GTBank Is Still Cutting Cost To Cover Weakening Revenue
Guaranty Trust Bank is one of the big players in the Nigerian banking industry owing to its large followers that cut across the nation’s social strata. Since 2017 however, its enviable position has been shaky following the weakness in its earnings, which has intensified from marginal improvement in the past two years to a decline this year.
Revenue performance lost the mildly improving record in the first quarter and began declining in the second quarter. The downward movement gained further momentum in the third quarter ended September 2019.
The bank’s management continues to work its strategy of defending the bottom line against weakening revenue performance. It again applied its cost pruning saw on key expense lines, which enabled it to keep profit up in the face of a decline in revenue.
Despite the palliatives however, the Interest expense, the main income line of the bank continues to lead the decline in earnings. There is however some improvement from a drop of 8 percent to a decline of 5.6 percent in interest income at the end of the third quarter. That has raised some hopes for further strengthening in the final quarter and an improved full year revenue outlook for the bank.

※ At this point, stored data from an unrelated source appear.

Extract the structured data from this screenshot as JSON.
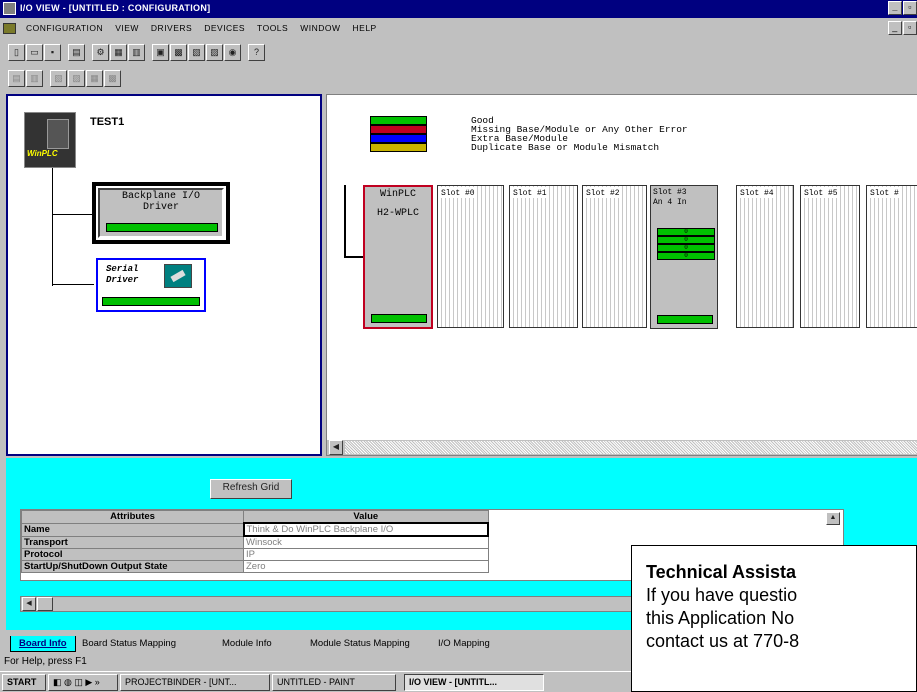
{
  "title": "I/O View - [Untitled : Configuration]",
  "menu": [
    "Configuration",
    "View",
    "Drivers",
    "Devices",
    "Tools",
    "Window",
    "Help"
  ],
  "tree": {
    "plc_name": "TEST1",
    "plc_badge": "WinPLC",
    "backplane_line1": "Backplane I/O",
    "backplane_line2": "Driver",
    "serial_line1": "Serial",
    "serial_line2": "Driver"
  },
  "legend": [
    {
      "label": "Good",
      "color": "#00c000"
    },
    {
      "label": "Missing Base/Module or Any Other Error",
      "color": "#c00020"
    },
    {
      "label": "Extra Base/Module",
      "color": "#0000ff"
    },
    {
      "label": "Duplicate Base or Module Mismatch",
      "color": "#c8b400"
    }
  ],
  "cpu": {
    "name": "WinPLC",
    "model": "H2-WPLC"
  },
  "slots": [
    "Slot #0",
    "Slot #1",
    "Slot #2",
    "Slot #3",
    "Slot #4",
    "Slot #5",
    "Slot #"
  ],
  "slot3_module": "An 4 In",
  "slot3_channels": [
    "0",
    "0",
    "0",
    "0"
  ],
  "refresh_label": "Refresh Grid",
  "grid": {
    "headers": [
      "Attributes",
      "Value"
    ],
    "rows": [
      [
        "Name",
        "Think & Do WinPLC Backplane I/O"
      ],
      [
        "Transport",
        "Winsock"
      ],
      [
        "Protocol",
        "IP"
      ],
      [
        "StartUp/ShutDown Output State",
        "Zero"
      ]
    ]
  },
  "tabs": [
    "Board Info",
    "Board Status Mapping",
    "Module Info",
    "Module Status Mapping",
    "I/O Mapping"
  ],
  "status": "For Help, press F1",
  "taskbar": {
    "start": "Start",
    "items": [
      "ProjectBinder - [Unt...",
      "untitled - Paint",
      "I/O View - [Untitl..."
    ]
  },
  "overlay": {
    "heading": "Technical Assista",
    "line1": "If you have questio",
    "line2": "this Application No",
    "line3": "contact us at 770-8"
  }
}
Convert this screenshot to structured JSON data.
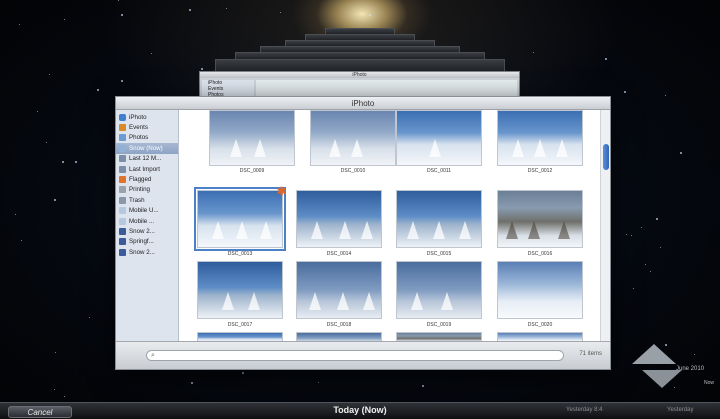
{
  "app": {
    "window_title": "iPhoto",
    "back_window_title": "iPhoto",
    "back_window_sidebar": [
      "iPhoto",
      "Events",
      "Photos"
    ]
  },
  "sidebar": {
    "items": [
      {
        "label": "iPhoto",
        "icon": "iphoto-icon",
        "selected": false
      },
      {
        "label": "Events",
        "icon": "events-icon",
        "selected": false
      },
      {
        "label": "Photos",
        "icon": "photos-icon",
        "selected": false
      },
      {
        "label": "Snow (Now)",
        "icon": "album-icon",
        "selected": true
      },
      {
        "label": "Last 12 M...",
        "icon": "calendar-icon",
        "selected": false
      },
      {
        "label": "Last Import",
        "icon": "import-icon",
        "selected": false
      },
      {
        "label": "Flagged",
        "icon": "flag-icon",
        "selected": false
      },
      {
        "label": "Printing",
        "icon": "print-icon",
        "selected": false
      },
      {
        "label": "Trash",
        "icon": "trash-icon",
        "selected": false
      },
      {
        "label": "Mobile U...",
        "icon": "mobileme-icon",
        "selected": false
      },
      {
        "label": "Mobile ...",
        "icon": "mobileme-icon",
        "selected": false
      },
      {
        "label": "Snow 2...",
        "icon": "facebook-icon",
        "selected": false
      },
      {
        "label": "Springf...",
        "icon": "facebook-icon",
        "selected": false
      },
      {
        "label": "Snow 2...",
        "icon": "facebook-icon",
        "selected": false
      }
    ]
  },
  "photos": [
    {
      "label": "DSC_0009"
    },
    {
      "label": "DSC_0010"
    },
    {
      "label": "DSC_0011"
    },
    {
      "label": "DSC_0012"
    },
    {
      "label": "DSC_0013"
    },
    {
      "label": "DSC_0014"
    },
    {
      "label": "DSC_0015"
    },
    {
      "label": "DSC_0016"
    },
    {
      "label": "DSC_0017"
    },
    {
      "label": "DSC_0018"
    },
    {
      "label": "DSC_0019"
    },
    {
      "label": "DSC_0020"
    }
  ],
  "bottom_bar": {
    "search_placeholder": "",
    "item_count": "71 items"
  },
  "time_machine": {
    "cancel_label": "Cancel",
    "current_label": "Today (Now)",
    "timeline_tick_1": "Yesterday 8:4",
    "timeline_tick_2": "Yesterday",
    "timeline_date": "June 2010",
    "timeline_now": "Now"
  },
  "colors": {
    "selection": "#4c80c8",
    "sidebar_bg": "#dde4ee",
    "accent_badge": "#e0682a"
  }
}
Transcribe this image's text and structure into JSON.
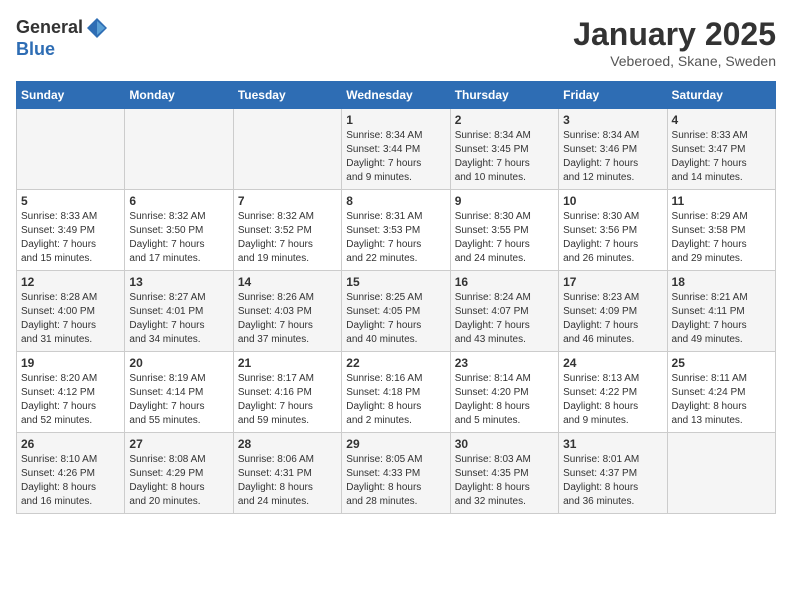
{
  "logo": {
    "general": "General",
    "blue": "Blue"
  },
  "title": "January 2025",
  "location": "Veberoed, Skane, Sweden",
  "days_of_week": [
    "Sunday",
    "Monday",
    "Tuesday",
    "Wednesday",
    "Thursday",
    "Friday",
    "Saturday"
  ],
  "weeks": [
    [
      {
        "day": "",
        "info": ""
      },
      {
        "day": "",
        "info": ""
      },
      {
        "day": "",
        "info": ""
      },
      {
        "day": "1",
        "info": "Sunrise: 8:34 AM\nSunset: 3:44 PM\nDaylight: 7 hours\nand 9 minutes."
      },
      {
        "day": "2",
        "info": "Sunrise: 8:34 AM\nSunset: 3:45 PM\nDaylight: 7 hours\nand 10 minutes."
      },
      {
        "day": "3",
        "info": "Sunrise: 8:34 AM\nSunset: 3:46 PM\nDaylight: 7 hours\nand 12 minutes."
      },
      {
        "day": "4",
        "info": "Sunrise: 8:33 AM\nSunset: 3:47 PM\nDaylight: 7 hours\nand 14 minutes."
      }
    ],
    [
      {
        "day": "5",
        "info": "Sunrise: 8:33 AM\nSunset: 3:49 PM\nDaylight: 7 hours\nand 15 minutes."
      },
      {
        "day": "6",
        "info": "Sunrise: 8:32 AM\nSunset: 3:50 PM\nDaylight: 7 hours\nand 17 minutes."
      },
      {
        "day": "7",
        "info": "Sunrise: 8:32 AM\nSunset: 3:52 PM\nDaylight: 7 hours\nand 19 minutes."
      },
      {
        "day": "8",
        "info": "Sunrise: 8:31 AM\nSunset: 3:53 PM\nDaylight: 7 hours\nand 22 minutes."
      },
      {
        "day": "9",
        "info": "Sunrise: 8:30 AM\nSunset: 3:55 PM\nDaylight: 7 hours\nand 24 minutes."
      },
      {
        "day": "10",
        "info": "Sunrise: 8:30 AM\nSunset: 3:56 PM\nDaylight: 7 hours\nand 26 minutes."
      },
      {
        "day": "11",
        "info": "Sunrise: 8:29 AM\nSunset: 3:58 PM\nDaylight: 7 hours\nand 29 minutes."
      }
    ],
    [
      {
        "day": "12",
        "info": "Sunrise: 8:28 AM\nSunset: 4:00 PM\nDaylight: 7 hours\nand 31 minutes."
      },
      {
        "day": "13",
        "info": "Sunrise: 8:27 AM\nSunset: 4:01 PM\nDaylight: 7 hours\nand 34 minutes."
      },
      {
        "day": "14",
        "info": "Sunrise: 8:26 AM\nSunset: 4:03 PM\nDaylight: 7 hours\nand 37 minutes."
      },
      {
        "day": "15",
        "info": "Sunrise: 8:25 AM\nSunset: 4:05 PM\nDaylight: 7 hours\nand 40 minutes."
      },
      {
        "day": "16",
        "info": "Sunrise: 8:24 AM\nSunset: 4:07 PM\nDaylight: 7 hours\nand 43 minutes."
      },
      {
        "day": "17",
        "info": "Sunrise: 8:23 AM\nSunset: 4:09 PM\nDaylight: 7 hours\nand 46 minutes."
      },
      {
        "day": "18",
        "info": "Sunrise: 8:21 AM\nSunset: 4:11 PM\nDaylight: 7 hours\nand 49 minutes."
      }
    ],
    [
      {
        "day": "19",
        "info": "Sunrise: 8:20 AM\nSunset: 4:12 PM\nDaylight: 7 hours\nand 52 minutes."
      },
      {
        "day": "20",
        "info": "Sunrise: 8:19 AM\nSunset: 4:14 PM\nDaylight: 7 hours\nand 55 minutes."
      },
      {
        "day": "21",
        "info": "Sunrise: 8:17 AM\nSunset: 4:16 PM\nDaylight: 7 hours\nand 59 minutes."
      },
      {
        "day": "22",
        "info": "Sunrise: 8:16 AM\nSunset: 4:18 PM\nDaylight: 8 hours\nand 2 minutes."
      },
      {
        "day": "23",
        "info": "Sunrise: 8:14 AM\nSunset: 4:20 PM\nDaylight: 8 hours\nand 5 minutes."
      },
      {
        "day": "24",
        "info": "Sunrise: 8:13 AM\nSunset: 4:22 PM\nDaylight: 8 hours\nand 9 minutes."
      },
      {
        "day": "25",
        "info": "Sunrise: 8:11 AM\nSunset: 4:24 PM\nDaylight: 8 hours\nand 13 minutes."
      }
    ],
    [
      {
        "day": "26",
        "info": "Sunrise: 8:10 AM\nSunset: 4:26 PM\nDaylight: 8 hours\nand 16 minutes."
      },
      {
        "day": "27",
        "info": "Sunrise: 8:08 AM\nSunset: 4:29 PM\nDaylight: 8 hours\nand 20 minutes."
      },
      {
        "day": "28",
        "info": "Sunrise: 8:06 AM\nSunset: 4:31 PM\nDaylight: 8 hours\nand 24 minutes."
      },
      {
        "day": "29",
        "info": "Sunrise: 8:05 AM\nSunset: 4:33 PM\nDaylight: 8 hours\nand 28 minutes."
      },
      {
        "day": "30",
        "info": "Sunrise: 8:03 AM\nSunset: 4:35 PM\nDaylight: 8 hours\nand 32 minutes."
      },
      {
        "day": "31",
        "info": "Sunrise: 8:01 AM\nSunset: 4:37 PM\nDaylight: 8 hours\nand 36 minutes."
      },
      {
        "day": "",
        "info": ""
      }
    ]
  ]
}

Fee and commission income remained the strength in revenue performance for GTB in the current year but there was a significant slowdown in the third quarter. Management is however not letting the weakness in revenue lead to a drop in profit and it is doing this for the third year running.

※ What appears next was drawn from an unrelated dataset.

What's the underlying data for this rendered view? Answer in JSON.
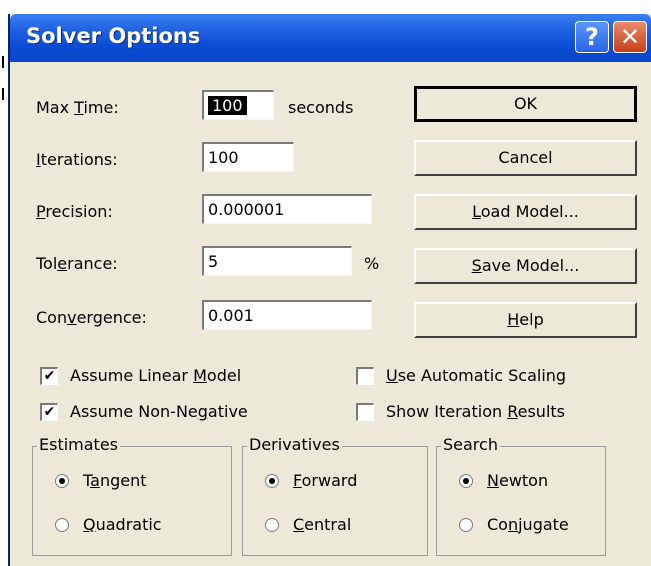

GTB is shifting resources by way of cost cutting from other stakeholders to build wealth for shareholders. Depositors and other lenders are feeling the pinch more than the others. Cost of funds has been on the decline since the first quarter, providing the biggest cost saving for the bank. That made it possible for the bank to change a decline in interest income into a marginal gain in net interest income at the end of the third quarter.

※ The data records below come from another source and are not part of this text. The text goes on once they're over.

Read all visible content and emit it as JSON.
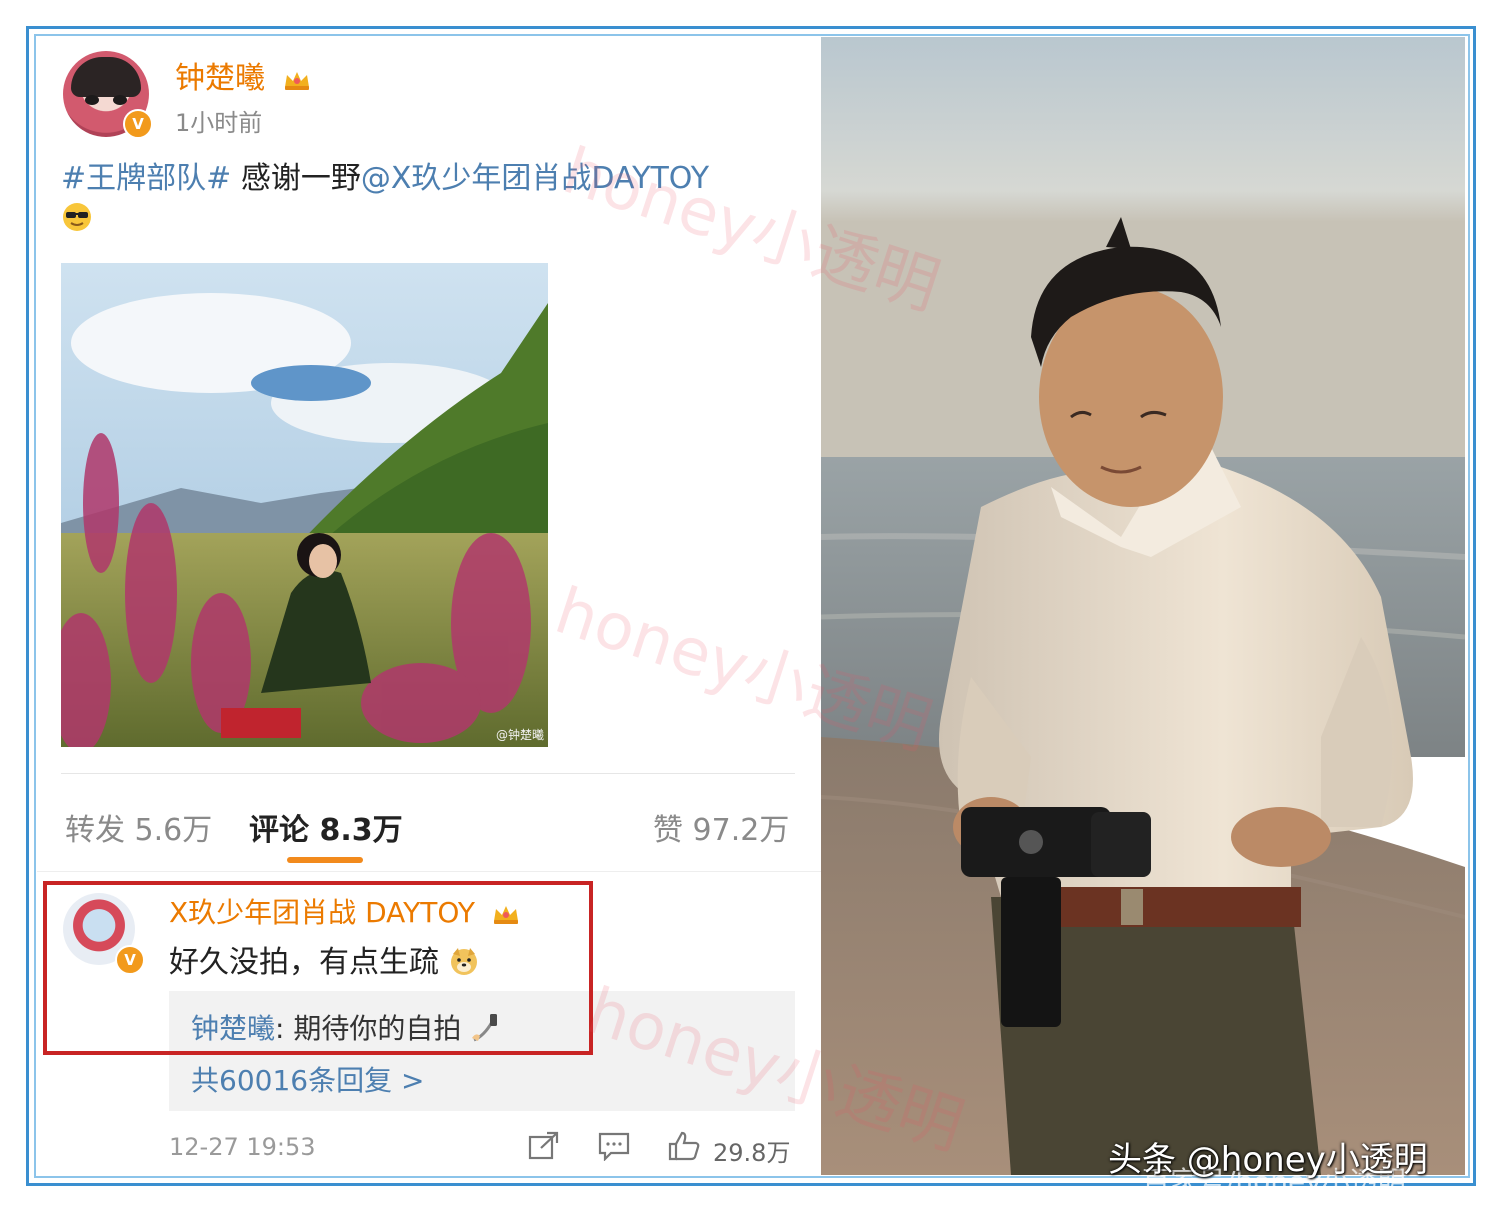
{
  "post": {
    "username": "钟楚曦",
    "verified_badge": "V",
    "time_ago": "1小时前",
    "hashtag": "#王牌部队#",
    "text": " 感谢一野",
    "mention": "@X玖少年团肖战DAYTOY",
    "photo_watermark": "@钟楚曦"
  },
  "stats": {
    "repost": "转发 5.6万",
    "comment": "评论 8.3万",
    "like": "赞 97.2万"
  },
  "comment": {
    "username": "X玖少年团肖战 DAYTOY",
    "verified_badge": "V",
    "text": "好久没拍，有点生疏",
    "reply_name": "钟楚曦",
    "reply_text": ": 期待你的自拍",
    "reply_count": "共60016条回复 >",
    "date": "12-27 19:53",
    "like_count": "29.8万"
  },
  "watermarks": {
    "overlay": "honey小透明",
    "source": "头条 @honey小透明",
    "source_faint": "百家号/honey小透明"
  },
  "colors": {
    "frame_outer": "#3a8fd0",
    "frame_inner": "#8cc4ea",
    "username": "#eb7a00",
    "link": "#4d7fb0",
    "highlight_box": "#c82424",
    "tab_indicator": "#f28a1c"
  },
  "icons": [
    "crown-icon",
    "sunglasses-emoji",
    "doge-emoji",
    "selfie-stick-emoji",
    "share-icon",
    "comment-icon",
    "thumbs-up-icon"
  ]
}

Employees are equally facing the squeeze in the management’s bid to save cost and defend profit. Personnel cost is one of the cost cutting areas that are helping the bank put up profit improvement so far this year. The bank’s workforce remains below the 2012 peak.
A lot of cost saving is also being extracted from other operating expenses that represent the cost of materials purchased from other operating units to carry out its business. Cost saving from the three key expense lines enabled the bank to put up a moderate profit improvement at the end of the third quarter. Despite that, GTB is facing another year of profit slowdown with gross earnings headed for the worst growth record in three years.
At N326 billion at the end of the third quarter in September 2019, gross earnings extended from a 2.7 percent decline at half year to a decline of 3.3 percent. Gross income is projected to be in the region of N436 billion for GTB in 2019 – flat on the N435 billion the bank posted at the end of 2018.
Interest earnings – the main revenue weak point this year amounted to N224 billion at the end of the third quarter. This continued to drop year-on-year though the margin of decline reduced from 8 percent at half year to 5.6 percent at the end of the third quarter. The weakness has been on since last year when interest income went down by 6 percent.
As in the previous quarter, fees/commissions and other incomes remained the revenue stabilizers for the bank in the third quarter. Fees/commission income however slowed down from 29 at half year to about 20 percent at the end of the third quarter. Other income continued to slow down as well from 13 percent to 11 percent over the same period. The slowdown accounted for the increase in the margin of decline in gross earnings at the end of the review period.
Interest cost continues to be the biggest cost saving centre for the bank so far this year, having been on the decline since the first quarter. It went down by over 23 per cent in the third quarter to N51 billion – more than four times the drop in interest income. The drop more than countered the impact of the drop in interest income and saw a marginal improvement of net interest income at about N173 billion.
A major development in the third quarter is that bad debts are on the rise again. There was an upsurge of close to 59 percent in loan impairment charges, speeding up from a growth of 8 percent at the end of the second quarter. The figure is however relatively low at N2.8 billion at the end of the period. From sharp drops in loan loss expenses in the preceding two years, the loan losses are building up once again this year.
The bank closed the third quarter with an after tax profit of over N147 billion, a moderate improvement of 3.4 percent year-on-year. This is a continuing slowdown in profit from annual growth records of 29 percent in 2017 and 10 percent in 2018.
The full year profit outlook for GTB has moderated compared with the expectation based on the half year performance. After tax profit projection is revised from the initial N200 billion to N192 billion for GTB at the end of 2019. That would be an improvement of 4 percent over the full year profit figure of N184.6 billion in 2018.
The bank ended third quarter operations with earnings per share of N5.19, against N5.03 per share in the same period last year. The full year outlook is N6.52 per share for GTB in 2019, a mark down from the initial projection of N7 per share. The bank paid a total cash dividend of N2.75 per share for the 2018 operations and has given an interim cash dividend of 30 kobo per share for the current financial year.